Multi-Version Strategy

Hedis supports 11 React Native versions (0.69-0.79) in parallel, each with its own Hermes compiler version:
Different React Native versions use different Hermes bytecode versions (bcv). A package compiled under RN 0.72 (bcv 84) produces different bytecode than the same package under RN 0.76 (bcv 90). To match packages accurately, Hedis must fingerprint each package under all RN versions that applications might use.This creates an m × n matrix where:
  • m = number of vulnerable npm packages (~300-500)
  • n = number of RN versions (11)
  • Total fingerprints ≈ 3,000-5,500 package versions

Fingerprint Strategy

Each function is fingerprinted at three levels:
IR LevelContentUse Case
StructuralOpcode bigrams (e.g.
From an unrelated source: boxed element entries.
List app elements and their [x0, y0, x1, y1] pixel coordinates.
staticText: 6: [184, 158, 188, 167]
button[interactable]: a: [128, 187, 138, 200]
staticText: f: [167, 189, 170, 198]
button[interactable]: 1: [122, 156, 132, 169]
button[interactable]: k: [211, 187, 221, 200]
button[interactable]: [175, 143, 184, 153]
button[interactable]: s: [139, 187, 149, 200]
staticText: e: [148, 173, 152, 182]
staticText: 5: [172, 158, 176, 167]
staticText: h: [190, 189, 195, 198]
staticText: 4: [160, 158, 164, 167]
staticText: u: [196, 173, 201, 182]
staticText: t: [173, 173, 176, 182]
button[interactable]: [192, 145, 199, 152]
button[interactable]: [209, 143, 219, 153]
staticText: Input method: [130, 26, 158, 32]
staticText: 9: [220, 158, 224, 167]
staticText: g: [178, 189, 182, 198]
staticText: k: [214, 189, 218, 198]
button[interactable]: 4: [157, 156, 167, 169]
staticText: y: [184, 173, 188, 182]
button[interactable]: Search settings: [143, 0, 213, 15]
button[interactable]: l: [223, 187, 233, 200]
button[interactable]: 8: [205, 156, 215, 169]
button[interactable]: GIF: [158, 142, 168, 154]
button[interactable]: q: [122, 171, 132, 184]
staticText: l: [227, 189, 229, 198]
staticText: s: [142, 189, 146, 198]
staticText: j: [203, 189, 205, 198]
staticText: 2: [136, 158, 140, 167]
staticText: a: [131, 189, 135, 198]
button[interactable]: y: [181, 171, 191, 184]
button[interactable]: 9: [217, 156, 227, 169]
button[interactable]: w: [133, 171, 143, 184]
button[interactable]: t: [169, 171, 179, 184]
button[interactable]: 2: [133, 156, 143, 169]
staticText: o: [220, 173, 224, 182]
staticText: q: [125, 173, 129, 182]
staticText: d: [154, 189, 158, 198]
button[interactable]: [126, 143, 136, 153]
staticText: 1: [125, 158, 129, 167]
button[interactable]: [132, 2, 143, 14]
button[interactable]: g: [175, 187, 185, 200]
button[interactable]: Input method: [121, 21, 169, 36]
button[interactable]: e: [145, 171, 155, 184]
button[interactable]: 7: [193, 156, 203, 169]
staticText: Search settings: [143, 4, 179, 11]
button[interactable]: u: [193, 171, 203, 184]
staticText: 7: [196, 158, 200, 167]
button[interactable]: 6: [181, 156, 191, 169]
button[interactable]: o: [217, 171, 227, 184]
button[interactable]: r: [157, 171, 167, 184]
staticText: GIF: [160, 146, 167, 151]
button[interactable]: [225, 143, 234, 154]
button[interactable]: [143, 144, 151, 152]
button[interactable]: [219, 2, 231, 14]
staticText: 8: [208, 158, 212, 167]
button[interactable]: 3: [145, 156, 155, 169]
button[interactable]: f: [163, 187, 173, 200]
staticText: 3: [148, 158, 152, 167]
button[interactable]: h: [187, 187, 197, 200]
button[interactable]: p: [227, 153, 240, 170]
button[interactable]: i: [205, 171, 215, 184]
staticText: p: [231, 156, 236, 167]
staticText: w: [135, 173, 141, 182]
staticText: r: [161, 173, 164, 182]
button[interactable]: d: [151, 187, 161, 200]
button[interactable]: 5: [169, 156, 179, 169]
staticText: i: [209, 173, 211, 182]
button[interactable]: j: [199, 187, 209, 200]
LoadParam→GetById)Control flow matching, resistant to variable renaming
Content IR1Non-identifier string literalsAPI endpoints, error messages, constants
Content IR2Identifiers + object referencesVariable names, imports, object shapes
Exact matching: SHA256 hash of each IR Fuzzy matching: MinHash signature (128 dimensions) + LSH (32 bands × 4 rows)
Different obfuscation techniques affect different IR levels:
  • String encryption breaks Content IR1 but leaves Structural and Content IR2 intact
  • Variable renaming (minification) breaks Content IR2 but leaves Structural and Content IR1
  • Dead code injection reduces similarity across all IRs but doesn’t eliminate matches
By using three complementary IRs, Hedis can still identify packages even when some obfuscation is present.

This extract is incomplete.